Sinditêxtil-SP amplia agenda externa, como o projeto de jeans com ApexBrasil, e defende crédito outorgado de ICMS até 2032

A indústria têxtil paulista entrou no segundo semestre tentando preservar competitividade em meio a um cenário de desaceleração da produção e aumento das importações. De acordo com balanço do Sinditêxtil-SP, a recuperação do consumo em 2026 não chegou às fábricas paulistas. Entre janeiro e maio, a produção industrial do segmento têxtil de São Paulo recuou 1,4%, enquanto a confecção registrou queda de 8,3%. No mesmo período, porém, o varejo de vestuário no estado avançou 9%, evidenciando um descompasso entre a demanda que reagiu e não chegou à produção local.
O cenário é um pouco diferente para a indústria brasileira do setor. Pelos dados do balanço do Sinditêxtil-SP, a produção têxtil brasileira recuou 3,2% de janeiro a maio de 2026. A queda foi maior que em São Paulo. Conforme Luiz Arthur Pacheco, presidente da entidade, a produção de têxteis técnicos com aplicação em diferentes áreas segurou a queda em São Paulo.
Houve ainda uma recuperação pontual da produção em maio, considerada insuficiente para alterar a tendência de desaceleração observada no período, destaca Haroldo Silva, economista do Sinditêxtil-SP e da Abit (Associação Brasileira da Indústria Têxtil e de Confecção). Em vestuário foi o contrário.
Enquanto a produção nacional de roupas caiu 5,8%, a paulista enfrentou baixa de 8,3%. Silva atribui a redução ao fim da chamada taxa das blusinhas que incentivou as compras cross-border nas plataformas de ecommerce. Apenas no primeiro semestre, e sem incluir as compras em e-commerces estrangeiros, o volume de roupas importadas por São Paulo aumentou 30,3% em toneladas, observa Silva.
O faturamento do setor têxtil e de confecção de São Paulo foi de aproximadamente R$ 24,5 bilhões entre janeiro e maio de 2026. Volume representou queda nominal estimada de 4,37% em relação ao mesmo período de 2025.

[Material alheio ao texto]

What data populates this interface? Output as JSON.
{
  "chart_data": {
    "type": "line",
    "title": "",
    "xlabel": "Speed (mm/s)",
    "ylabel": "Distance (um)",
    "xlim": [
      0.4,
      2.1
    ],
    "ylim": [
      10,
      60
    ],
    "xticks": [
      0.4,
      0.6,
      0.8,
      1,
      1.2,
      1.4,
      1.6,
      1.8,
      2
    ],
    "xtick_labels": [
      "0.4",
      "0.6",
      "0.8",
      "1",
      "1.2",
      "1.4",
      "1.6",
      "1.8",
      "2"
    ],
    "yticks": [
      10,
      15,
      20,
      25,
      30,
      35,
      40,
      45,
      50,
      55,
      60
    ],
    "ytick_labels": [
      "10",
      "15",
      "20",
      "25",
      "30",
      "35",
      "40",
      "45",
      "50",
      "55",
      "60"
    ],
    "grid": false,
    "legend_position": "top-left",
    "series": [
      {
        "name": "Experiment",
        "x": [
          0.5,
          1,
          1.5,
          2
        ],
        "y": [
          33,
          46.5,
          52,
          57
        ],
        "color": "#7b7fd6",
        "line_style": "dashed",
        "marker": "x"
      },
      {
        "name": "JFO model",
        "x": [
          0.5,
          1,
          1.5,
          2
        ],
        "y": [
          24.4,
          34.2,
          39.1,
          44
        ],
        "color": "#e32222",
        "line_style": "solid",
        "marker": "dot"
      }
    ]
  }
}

Para o segundo semestre, a perspectiva é de cautela. Diante do avanço das importações, da incerteza tributária quanto ao ICMS e do tarifaço dos Estados Unidos, preservar participação de mercado já representará resultado positivo no ano, considera Pacheco.
JEANS DE EXPORTAÇÃO
Em relação ao mercado externo, a estratégia apoiada pelo Sinditêxtil-SP passa pela diversificação de destinos. A União Europeia desponta como mercado prioritário da iniciativa em função do acordo comercial com o Mercosul. Segundo Lilian Kaddissi, superintendente do Sinditêxtil-SP e da Abit, as entidades discutem com a ApexBrasil o desenvolvimento de um projeto para ampliar as exportações brasileiras de produtos acabados em jeans.
Ainda em definição, a expectativa é envolver de quatro a cinco grandes tecelagens de denim e entre seis e oito faccionistas de jeans. Para Lilian, o acordo Mercosul-UE representa uma oportunidade porque o jeans brasileiro apresenta competitividade em preço e qualidade, desde que não esteja sujeito a barreiras comerciais elevadas.
Essa agenda de exportações ganha relevância diante da tarifa adicional de 25% aplicada pelos Estados Unidos sobre produtos brasileiros, incluindo vestuário. Embora os embarques para os Estados Unidos representem um volume relativamente pequeno, cerca de US$ 12 milhões no primeiro semestre, são compostos por produtos de valor agregado, como têxteis técnicos e vestuário especializado. O preço médio das exportações paulistas para o mercado americano alcança US$75,11 por quilo, acima da média de US$49,67 por quilo kg registrada nas vendas para outros países. Isso torna os Estados Unidos um cliente estratégico que não pode ser desprezado, assegura Haroldo Silva.
PRORROGAÇÃO DO CRÉDITO OUTROGADO
No mercado interno, a principal pauta da indústria paulista continua sendo a política tributária. O Sinditêxtil-SP defende prorrogar a validade do crédito outorgado de ICMS em São Paulo antes do encerramento em 31 de dezembro de 2026. A proposta é estender o incentivo até 2032, prazo estipulado para a conclusão da transição tributária no país.
De acordo com levantamento do sindicato, a concessão do benefício, em 2017, reverteu uma década de perda de participação de São Paulo para estados como Santa Catarina. Sem o incentivo, a participação de São Paulo no PIB do setor nacional caiu de 42,1% em 2007 para 29,1% em 2017. Em 2023, o dado mais recente do levantamento, o estado recuperou parte desse espaço, alcançando 33,2% de participação. Para a entidade, o crédito outorgado do ICMS-SP representa um instrumento para preservar a competitividade da produção paulista frente a outros estados.